The Restoration
Timber Arrives - May 2002 - Tony Lewery

This project is now up and running and is already substantially supported by the Heritage Lottery Fund and although the launch date may seem ages away the critical seasoning countdown has already begun.

Time, tide and natural seasoning wait for no man, even an impatient boat builder (but then no really good boat builder can be impatient ...). The first delivery of Saturn wood arrived in December last year, but it was only after inspecting that first consignment that this second (see Stuart Finch’s account below) could be sensibly ordered. The trees are bought as butts, in the round, and although you can make an educated guess you only finally discover what you’ve bought when it is sawn into planks, shakes here, a bad knot there. Then you can re order for the shortfall. In amongst the 2” planking this time was a massive 4” thick slab destined to be sliced down the middle for the keelson, the central stiffening internal keel of any narrowboat, and possibly the most important structural member of the whole craft.

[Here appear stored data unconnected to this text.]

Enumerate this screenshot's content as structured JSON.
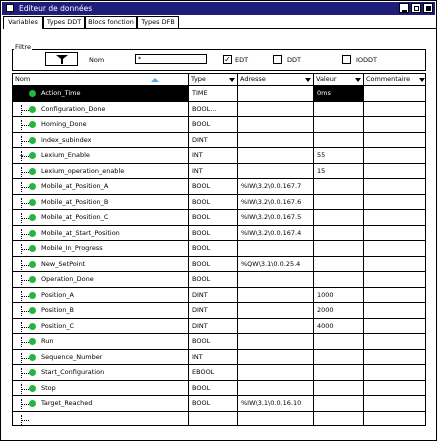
{
  "window": {
    "title": "Editeur de données",
    "colors": {
      "titlebar": "#1e1e7a",
      "status_dot": "#23b83a",
      "sort_arrow": "#4aa9e8"
    }
  },
  "tabs": [
    {
      "label": "Variables",
      "active": true
    },
    {
      "label": "Types DDT",
      "active": false
    },
    {
      "label": "Blocs fonction",
      "active": false
    },
    {
      "label": "Types DFB",
      "active": false
    }
  ],
  "filter": {
    "group_label": "Filtre",
    "funnel_icon": "funnel-icon",
    "name_label": "Nom",
    "name_value": "*",
    "checkboxes": [
      {
        "label": "EDT",
        "checked": true
      },
      {
        "label": "DDT",
        "checked": false
      },
      {
        "label": "IODDT",
        "checked": false
      }
    ]
  },
  "columns": {
    "name": "Nom",
    "type": "Type",
    "address": "Adresse",
    "value": "Valeur",
    "comment": "Commentaire"
  },
  "rows": [
    {
      "name": "Action_Time",
      "type": "TIME",
      "address": "",
      "value": "0ms",
      "comment": "",
      "expand": "",
      "selected": true
    },
    {
      "name": "Configuration_Done",
      "type": "BOOL...",
      "address": "",
      "value": "",
      "comment": "",
      "expand": ""
    },
    {
      "name": "Homing_Done",
      "type": "BOOL",
      "address": "",
      "value": "",
      "comment": "",
      "expand": ""
    },
    {
      "name": "index_subindex",
      "type": "DINT",
      "address": "",
      "value": "",
      "comment": "",
      "expand": ""
    },
    {
      "name": "Lexium_Enable",
      "type": "INT",
      "address": "",
      "value": "55",
      "comment": "",
      "expand": "+"
    },
    {
      "name": "Lexium_operation_enable",
      "type": "INT",
      "address": "",
      "value": "15",
      "comment": "",
      "expand": ""
    },
    {
      "name": "Mobile_at_Position_A",
      "type": "BOOL",
      "address": "%IW\\3.2\\0.0.167.7",
      "value": "",
      "comment": "",
      "expand": ""
    },
    {
      "name": "Mobile_at_Position_B",
      "type": "BOOL",
      "address": "%IW\\3.2\\0.0.167.6",
      "value": "",
      "comment": "",
      "expand": ""
    },
    {
      "name": "Mobile_at_Position_C",
      "type": "BOOL",
      "address": "%IW\\3.2\\0.0.167.5",
      "value": "",
      "comment": "",
      "expand": ""
    },
    {
      "name": "Mobile_at_Start_Position",
      "type": "BOOL",
      "address": "%IW\\3.2\\0.0.167.4",
      "value": "",
      "comment": "",
      "expand": ""
    },
    {
      "name": "Mobile_In_Progress",
      "type": "BOOL",
      "address": "",
      "value": "",
      "comment": "",
      "expand": ""
    },
    {
      "name": "New_SetPoint",
      "type": "BOOL",
      "address": "%QW\\3.1\\0.0.25.4",
      "value": "",
      "comment": "",
      "expand": ""
    },
    {
      "name": "Operation_Done",
      "type": "BOOL",
      "address": "",
      "value": "",
      "comment": "",
      "expand": ""
    },
    {
      "name": "Position_A",
      "type": "DINT",
      "address": "",
      "value": "1000",
      "comment": "",
      "expand": ""
    },
    {
      "name": "Position_B",
      "type": "DINT",
      "address": "",
      "value": "2000",
      "comment": "",
      "expand": ""
    },
    {
      "name": "Position_C",
      "type": "DINT",
      "address": "",
      "value": "4000",
      "comment": "",
      "expand": ""
    },
    {
      "name": "Run",
      "type": "BOOL",
      "address": "",
      "value": "",
      "comment": "",
      "expand": ""
    },
    {
      "name": "Sequence_Number",
      "type": "INT",
      "address": "",
      "value": "",
      "comment": "",
      "expand": ""
    },
    {
      "name": "Start_Configuration",
      "type": "EBOOL",
      "address": "",
      "value": "",
      "comment": "",
      "expand": ""
    },
    {
      "name": "Stop",
      "type": "BOOL",
      "address": "",
      "value": "",
      "comment": "",
      "expand": ""
    },
    {
      "name": "Target_Reached",
      "type": "BOOL",
      "address": "%IW\\3.1\\0.0.16.10",
      "value": "",
      "comment": "",
      "expand": ""
    }
  ]
}
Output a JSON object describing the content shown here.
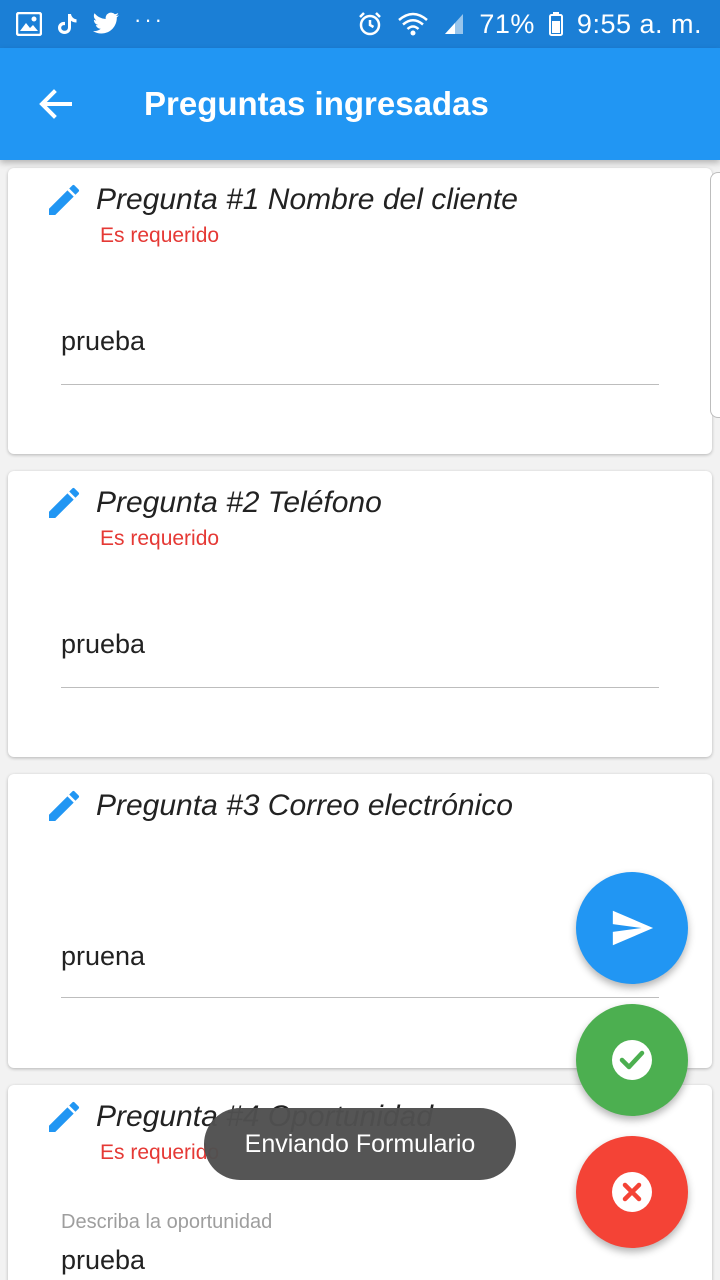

All this timber already represents a big investment, both of money and commitment. It was not such a problem in days of yore, when wooden boat building was part of the slow moving continuum of canal transport, when 5 or years was just a relatively short period of time in the expected life story of a boatyard.

With that old-fashioned expectation of continuity, and the big machinery to handle them, the foreman could buy in any local trees that might be suitable for use some time in the future, at whatever bargain price he could negotiate. It was capital well spend to have a few trees planked and stacked to season because it was bound to come in useful sooner or later, and the drier the better.

But today, with major rebuilding jobs few and far between, a stack of seasoning timber represents a large outlay of money not earning a modern return on capital, taking up valuable rental space. Thanks to the Lottery Fund we have been able to get this relatively small 5 year restoration plan underway. Now for the big one — now for the several millions needed for the core collection!

Timber alert! - Stuart Finch

On Monday, 22 April 2002, Tony Lewery and I set off to Malkins Bank where Malcolm Webster, the Boatbuilder, and his assistant, Nick, had started to unload another delivery of timber for Saturn. We were joined by John Goodier and under Malcolm’s direction, set to work! There were two full oak trees sawn into slabs of different thickness , plus other pieces - a few tons in total. By using crowbars, rollers and ropes, five hours of hard graft saw the wagon unloaded and the timber stacked alongside. We then helped to move slabs into the yard where they were stacked with sticks in between each slab to season. Malcolm made mental and written notes as to the suitability of each piece for the build.

When we left I was pleased to have contributed, if only a little, towards taking Saturn into the 22nd Century.